The exposure is listed in chronological order. In the Proterozoic section, visitors will find lots of trilobites and fossilized plants.
Among the fossils is also found Cooksonia – a fossil of the oldest designated terrestrial vascular plant in the world, which the museum has held in its collections for over a hundred years. It comes from the collections of Joachim Barrand and the specimen lived on Earth around 432 million years ago. It measures about six centimeters.
This is followed by a walk through history up to the Quaternary in the Czech lands, which will bring models of prehistoric animals to life, tell the story of the saber-toothed tiger, the mammoth and the cub. It will also present the only Czech dinosaur, Burianosaur.
The black-framed display cases are part of a design that architect Renata Slámková helped create for the National Museum. The black scrolls moving above the shop windows will represent the terrain of the Czech landscape through lights and shadows.
Light fibers play on the ceiling of the exhibition hall to remind visitors that there was a prehistoric sea in these places millions of years ago.
“This year, the National Museum is implementing the most important permanent exhibition construction not only in its history but also in the history of our country. For the first time in history, we are opening comprehensive exhibitions on living and inanimate nature and exhibitions devoted to history from the Middle Ages to the present day for our visitors ”, said Michal Lukeš, director general of the National Museum.
“After the History of the 20th Century, the Miracles of Evolution and the Windows on Prehistory – which are open today – we will be opening another permanent exhibition entitled History in less than a month. In less than six months, the National Museum offers nearly 8,000 m2 of new spaces for visitors. Thanks to this, the museum also receives around 50,000 visitors each month. he added.

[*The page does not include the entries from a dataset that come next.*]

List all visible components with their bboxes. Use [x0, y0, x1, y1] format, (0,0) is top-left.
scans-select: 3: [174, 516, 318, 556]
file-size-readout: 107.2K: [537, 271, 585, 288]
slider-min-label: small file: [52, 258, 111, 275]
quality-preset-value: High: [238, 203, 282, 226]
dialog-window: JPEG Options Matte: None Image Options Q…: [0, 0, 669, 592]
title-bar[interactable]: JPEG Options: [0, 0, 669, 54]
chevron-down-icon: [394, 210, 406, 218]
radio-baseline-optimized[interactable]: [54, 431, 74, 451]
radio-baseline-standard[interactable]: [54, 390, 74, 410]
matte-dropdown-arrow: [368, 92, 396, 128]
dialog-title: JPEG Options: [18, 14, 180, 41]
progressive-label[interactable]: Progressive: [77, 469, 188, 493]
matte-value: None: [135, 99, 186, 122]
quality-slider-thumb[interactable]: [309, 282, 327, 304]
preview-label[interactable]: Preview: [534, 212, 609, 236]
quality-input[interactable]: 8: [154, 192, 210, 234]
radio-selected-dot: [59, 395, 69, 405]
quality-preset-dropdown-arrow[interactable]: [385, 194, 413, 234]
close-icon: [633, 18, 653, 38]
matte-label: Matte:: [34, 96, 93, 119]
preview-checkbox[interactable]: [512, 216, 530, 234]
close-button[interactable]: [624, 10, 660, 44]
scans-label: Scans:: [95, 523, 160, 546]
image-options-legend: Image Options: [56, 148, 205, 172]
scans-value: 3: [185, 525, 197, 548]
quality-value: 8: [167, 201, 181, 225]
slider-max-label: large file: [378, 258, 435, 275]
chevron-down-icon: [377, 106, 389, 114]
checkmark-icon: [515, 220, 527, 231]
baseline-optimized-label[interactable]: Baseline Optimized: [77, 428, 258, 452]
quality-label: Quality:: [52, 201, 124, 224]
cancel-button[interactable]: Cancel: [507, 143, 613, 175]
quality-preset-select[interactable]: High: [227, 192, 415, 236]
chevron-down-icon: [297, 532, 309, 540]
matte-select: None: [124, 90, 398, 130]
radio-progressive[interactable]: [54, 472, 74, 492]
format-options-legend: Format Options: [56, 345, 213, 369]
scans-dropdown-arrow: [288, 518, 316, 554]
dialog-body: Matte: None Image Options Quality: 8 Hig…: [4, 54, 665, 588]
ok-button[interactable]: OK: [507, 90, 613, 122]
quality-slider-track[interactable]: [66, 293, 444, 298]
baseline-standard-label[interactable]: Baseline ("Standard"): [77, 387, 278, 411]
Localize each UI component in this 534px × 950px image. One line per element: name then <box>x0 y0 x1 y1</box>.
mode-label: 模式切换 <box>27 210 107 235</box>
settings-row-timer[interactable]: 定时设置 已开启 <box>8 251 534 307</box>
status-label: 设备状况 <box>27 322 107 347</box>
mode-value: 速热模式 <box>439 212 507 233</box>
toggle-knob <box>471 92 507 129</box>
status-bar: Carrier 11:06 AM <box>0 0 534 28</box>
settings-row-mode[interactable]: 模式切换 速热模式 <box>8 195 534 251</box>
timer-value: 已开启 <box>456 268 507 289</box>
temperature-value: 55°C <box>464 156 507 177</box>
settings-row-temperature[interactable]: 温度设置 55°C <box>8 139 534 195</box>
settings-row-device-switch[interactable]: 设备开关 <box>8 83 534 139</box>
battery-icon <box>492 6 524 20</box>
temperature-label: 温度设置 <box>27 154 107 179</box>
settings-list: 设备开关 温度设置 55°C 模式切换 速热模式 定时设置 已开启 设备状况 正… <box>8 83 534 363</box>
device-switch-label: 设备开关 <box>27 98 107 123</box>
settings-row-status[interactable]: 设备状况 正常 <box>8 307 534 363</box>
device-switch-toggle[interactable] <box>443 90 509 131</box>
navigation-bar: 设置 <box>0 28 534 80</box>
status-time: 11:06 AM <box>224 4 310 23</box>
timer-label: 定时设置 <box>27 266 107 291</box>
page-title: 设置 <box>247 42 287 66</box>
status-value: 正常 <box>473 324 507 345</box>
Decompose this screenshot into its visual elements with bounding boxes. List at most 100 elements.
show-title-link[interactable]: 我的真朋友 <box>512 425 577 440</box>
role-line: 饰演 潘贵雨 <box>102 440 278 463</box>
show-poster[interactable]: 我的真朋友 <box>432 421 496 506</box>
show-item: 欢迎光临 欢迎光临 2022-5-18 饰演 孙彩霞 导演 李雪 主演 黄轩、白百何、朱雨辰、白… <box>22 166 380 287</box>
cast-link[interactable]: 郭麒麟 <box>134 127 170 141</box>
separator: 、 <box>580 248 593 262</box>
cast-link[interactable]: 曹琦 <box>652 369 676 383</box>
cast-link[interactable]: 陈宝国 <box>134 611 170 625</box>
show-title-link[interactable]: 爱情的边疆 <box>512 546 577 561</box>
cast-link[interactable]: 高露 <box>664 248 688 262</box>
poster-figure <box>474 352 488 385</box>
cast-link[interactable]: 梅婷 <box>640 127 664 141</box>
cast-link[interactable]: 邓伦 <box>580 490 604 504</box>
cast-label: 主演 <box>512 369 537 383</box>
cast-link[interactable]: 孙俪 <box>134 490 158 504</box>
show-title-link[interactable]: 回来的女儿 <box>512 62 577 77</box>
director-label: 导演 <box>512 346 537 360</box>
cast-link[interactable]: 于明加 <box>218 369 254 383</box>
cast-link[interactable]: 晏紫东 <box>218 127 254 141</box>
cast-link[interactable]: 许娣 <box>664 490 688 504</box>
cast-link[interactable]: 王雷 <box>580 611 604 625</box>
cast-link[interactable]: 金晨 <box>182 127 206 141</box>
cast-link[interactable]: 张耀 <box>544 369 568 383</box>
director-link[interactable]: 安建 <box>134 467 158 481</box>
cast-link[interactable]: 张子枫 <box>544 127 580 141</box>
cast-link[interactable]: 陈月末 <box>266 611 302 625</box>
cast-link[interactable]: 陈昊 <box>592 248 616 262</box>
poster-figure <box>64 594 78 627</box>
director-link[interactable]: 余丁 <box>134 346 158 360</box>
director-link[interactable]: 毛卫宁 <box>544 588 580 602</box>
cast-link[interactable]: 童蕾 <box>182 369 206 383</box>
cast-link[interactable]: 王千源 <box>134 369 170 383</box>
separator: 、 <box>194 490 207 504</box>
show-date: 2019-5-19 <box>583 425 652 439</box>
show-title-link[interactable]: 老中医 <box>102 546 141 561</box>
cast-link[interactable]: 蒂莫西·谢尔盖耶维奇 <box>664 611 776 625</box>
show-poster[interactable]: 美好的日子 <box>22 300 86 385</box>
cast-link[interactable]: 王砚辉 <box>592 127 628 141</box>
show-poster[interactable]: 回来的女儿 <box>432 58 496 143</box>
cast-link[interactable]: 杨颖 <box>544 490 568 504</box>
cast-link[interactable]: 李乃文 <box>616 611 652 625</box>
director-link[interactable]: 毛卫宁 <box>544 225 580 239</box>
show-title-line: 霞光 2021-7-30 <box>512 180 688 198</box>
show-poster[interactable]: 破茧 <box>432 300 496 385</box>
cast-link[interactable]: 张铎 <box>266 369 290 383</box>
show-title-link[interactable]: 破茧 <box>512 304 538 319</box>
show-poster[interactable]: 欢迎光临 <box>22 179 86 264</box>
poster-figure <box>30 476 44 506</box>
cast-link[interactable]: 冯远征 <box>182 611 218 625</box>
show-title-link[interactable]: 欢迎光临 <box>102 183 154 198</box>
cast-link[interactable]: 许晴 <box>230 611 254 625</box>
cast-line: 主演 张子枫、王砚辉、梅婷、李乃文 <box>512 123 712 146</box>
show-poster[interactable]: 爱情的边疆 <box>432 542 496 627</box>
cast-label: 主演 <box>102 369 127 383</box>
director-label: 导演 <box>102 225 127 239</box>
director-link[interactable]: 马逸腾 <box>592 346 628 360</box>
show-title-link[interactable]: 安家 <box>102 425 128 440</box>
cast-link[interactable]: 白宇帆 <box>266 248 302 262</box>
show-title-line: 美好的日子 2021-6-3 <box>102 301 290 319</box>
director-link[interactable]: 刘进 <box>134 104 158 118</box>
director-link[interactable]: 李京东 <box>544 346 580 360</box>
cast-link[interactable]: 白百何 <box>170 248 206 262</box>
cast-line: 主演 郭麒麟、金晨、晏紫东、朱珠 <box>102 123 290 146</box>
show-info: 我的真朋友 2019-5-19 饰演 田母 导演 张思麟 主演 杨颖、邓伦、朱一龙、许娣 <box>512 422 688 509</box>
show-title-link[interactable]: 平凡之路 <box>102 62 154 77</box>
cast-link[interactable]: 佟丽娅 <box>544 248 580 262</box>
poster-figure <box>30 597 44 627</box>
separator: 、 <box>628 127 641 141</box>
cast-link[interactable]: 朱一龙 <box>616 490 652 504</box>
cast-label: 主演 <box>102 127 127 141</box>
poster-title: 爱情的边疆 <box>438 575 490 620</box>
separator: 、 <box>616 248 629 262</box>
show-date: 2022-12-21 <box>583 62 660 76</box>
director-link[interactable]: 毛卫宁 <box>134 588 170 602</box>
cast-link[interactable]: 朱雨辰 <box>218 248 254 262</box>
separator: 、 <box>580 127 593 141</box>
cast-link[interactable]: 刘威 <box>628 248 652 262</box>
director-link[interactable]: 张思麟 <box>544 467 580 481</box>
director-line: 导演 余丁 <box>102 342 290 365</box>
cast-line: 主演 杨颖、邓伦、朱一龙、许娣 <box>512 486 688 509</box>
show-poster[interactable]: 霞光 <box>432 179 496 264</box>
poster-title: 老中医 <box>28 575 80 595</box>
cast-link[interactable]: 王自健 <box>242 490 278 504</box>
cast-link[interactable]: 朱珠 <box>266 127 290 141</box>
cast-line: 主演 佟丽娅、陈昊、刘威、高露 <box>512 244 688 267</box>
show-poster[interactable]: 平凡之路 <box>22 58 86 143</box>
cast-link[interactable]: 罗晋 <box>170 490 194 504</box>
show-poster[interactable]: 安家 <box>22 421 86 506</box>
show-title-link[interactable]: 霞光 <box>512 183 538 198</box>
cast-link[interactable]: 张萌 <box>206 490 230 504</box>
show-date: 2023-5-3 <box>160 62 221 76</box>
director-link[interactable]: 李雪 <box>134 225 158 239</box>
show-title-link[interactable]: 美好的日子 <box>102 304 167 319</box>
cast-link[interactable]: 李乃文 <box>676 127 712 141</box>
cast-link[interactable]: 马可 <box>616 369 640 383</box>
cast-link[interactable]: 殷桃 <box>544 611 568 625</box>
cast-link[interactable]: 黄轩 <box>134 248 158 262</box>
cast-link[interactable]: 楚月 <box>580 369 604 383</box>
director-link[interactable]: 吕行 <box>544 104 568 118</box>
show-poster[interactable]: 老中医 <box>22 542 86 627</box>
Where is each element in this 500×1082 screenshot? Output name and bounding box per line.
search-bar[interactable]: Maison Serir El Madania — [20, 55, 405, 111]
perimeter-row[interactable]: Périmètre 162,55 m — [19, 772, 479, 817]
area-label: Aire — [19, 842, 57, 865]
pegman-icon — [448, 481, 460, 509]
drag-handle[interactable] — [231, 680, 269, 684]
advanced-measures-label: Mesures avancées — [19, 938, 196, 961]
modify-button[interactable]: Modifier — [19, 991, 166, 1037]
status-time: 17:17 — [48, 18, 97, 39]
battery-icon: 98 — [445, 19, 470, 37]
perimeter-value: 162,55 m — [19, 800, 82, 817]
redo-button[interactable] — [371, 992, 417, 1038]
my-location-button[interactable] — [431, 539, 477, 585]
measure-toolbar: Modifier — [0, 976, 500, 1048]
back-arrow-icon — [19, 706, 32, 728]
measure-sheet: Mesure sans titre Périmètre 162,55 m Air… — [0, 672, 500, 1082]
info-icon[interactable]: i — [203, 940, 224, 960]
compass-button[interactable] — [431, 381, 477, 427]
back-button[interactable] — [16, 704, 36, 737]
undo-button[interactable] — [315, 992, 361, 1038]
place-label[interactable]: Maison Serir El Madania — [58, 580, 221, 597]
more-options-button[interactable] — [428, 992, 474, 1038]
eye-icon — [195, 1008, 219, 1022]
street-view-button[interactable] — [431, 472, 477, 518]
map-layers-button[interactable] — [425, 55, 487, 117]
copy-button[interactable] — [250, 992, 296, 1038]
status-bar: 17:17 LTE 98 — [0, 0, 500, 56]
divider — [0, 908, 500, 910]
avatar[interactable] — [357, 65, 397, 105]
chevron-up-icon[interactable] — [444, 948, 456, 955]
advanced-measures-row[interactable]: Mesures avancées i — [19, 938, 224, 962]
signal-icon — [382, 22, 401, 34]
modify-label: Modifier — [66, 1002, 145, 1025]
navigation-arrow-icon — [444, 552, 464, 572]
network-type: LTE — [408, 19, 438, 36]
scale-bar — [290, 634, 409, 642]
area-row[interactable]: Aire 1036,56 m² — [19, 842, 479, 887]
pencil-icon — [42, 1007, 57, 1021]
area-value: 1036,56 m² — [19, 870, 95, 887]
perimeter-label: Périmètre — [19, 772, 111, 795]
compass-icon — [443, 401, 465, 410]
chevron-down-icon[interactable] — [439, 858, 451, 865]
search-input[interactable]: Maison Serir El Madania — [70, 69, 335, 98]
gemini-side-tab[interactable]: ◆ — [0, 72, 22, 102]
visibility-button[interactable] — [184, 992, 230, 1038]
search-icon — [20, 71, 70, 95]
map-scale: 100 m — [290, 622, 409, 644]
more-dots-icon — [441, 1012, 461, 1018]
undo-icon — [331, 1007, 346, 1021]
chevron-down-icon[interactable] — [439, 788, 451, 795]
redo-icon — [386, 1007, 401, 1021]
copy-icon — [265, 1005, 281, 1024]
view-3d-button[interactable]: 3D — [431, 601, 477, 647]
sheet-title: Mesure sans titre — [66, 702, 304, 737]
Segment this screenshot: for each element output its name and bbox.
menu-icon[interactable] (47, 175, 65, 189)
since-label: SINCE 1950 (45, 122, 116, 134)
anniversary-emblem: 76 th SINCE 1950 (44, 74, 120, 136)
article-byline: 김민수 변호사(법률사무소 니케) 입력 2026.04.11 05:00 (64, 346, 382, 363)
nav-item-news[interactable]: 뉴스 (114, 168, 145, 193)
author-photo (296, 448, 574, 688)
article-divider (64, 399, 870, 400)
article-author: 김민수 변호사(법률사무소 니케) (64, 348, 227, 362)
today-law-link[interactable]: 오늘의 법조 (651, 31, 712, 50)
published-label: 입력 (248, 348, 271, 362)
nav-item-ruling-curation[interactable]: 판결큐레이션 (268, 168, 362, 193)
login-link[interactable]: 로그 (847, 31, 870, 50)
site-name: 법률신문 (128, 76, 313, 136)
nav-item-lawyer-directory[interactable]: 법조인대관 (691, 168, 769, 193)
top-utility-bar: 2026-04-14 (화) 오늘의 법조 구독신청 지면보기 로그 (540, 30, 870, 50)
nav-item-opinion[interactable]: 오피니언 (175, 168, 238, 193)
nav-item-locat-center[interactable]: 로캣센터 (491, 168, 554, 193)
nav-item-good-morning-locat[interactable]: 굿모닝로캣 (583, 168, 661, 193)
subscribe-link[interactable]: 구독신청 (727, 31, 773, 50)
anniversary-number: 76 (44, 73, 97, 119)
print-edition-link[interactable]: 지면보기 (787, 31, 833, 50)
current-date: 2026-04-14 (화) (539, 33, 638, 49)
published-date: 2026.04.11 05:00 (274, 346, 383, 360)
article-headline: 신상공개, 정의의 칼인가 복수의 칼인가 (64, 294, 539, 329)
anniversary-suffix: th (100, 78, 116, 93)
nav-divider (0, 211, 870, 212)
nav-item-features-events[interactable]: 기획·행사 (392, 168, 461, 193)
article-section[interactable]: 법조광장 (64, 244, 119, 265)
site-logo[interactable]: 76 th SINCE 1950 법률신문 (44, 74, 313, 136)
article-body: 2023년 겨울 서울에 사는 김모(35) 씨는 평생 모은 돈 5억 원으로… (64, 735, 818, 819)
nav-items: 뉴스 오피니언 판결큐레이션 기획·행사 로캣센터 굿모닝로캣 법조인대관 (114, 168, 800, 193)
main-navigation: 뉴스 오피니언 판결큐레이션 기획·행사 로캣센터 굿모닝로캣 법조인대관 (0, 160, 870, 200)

Current government regulations regarding Covid-19 do not change the rules for admission to the National Museum. Thus, individuals can continue to visit exhibits and exhibitions without checking for vaccinations, diseases and Covid-19 tests.
However, visitors adhere to the following guidelines set out on the museum’s website: “Every visitor is required to wear a respirator according to current standards (FFP2, KN 95) or a nano-veil in all areas of the museum. Visitors must respect a distance of 1.5 meters unless they are people from the same household or pupils or students from the same school. We also ask for the use of disinfection when entering the museum.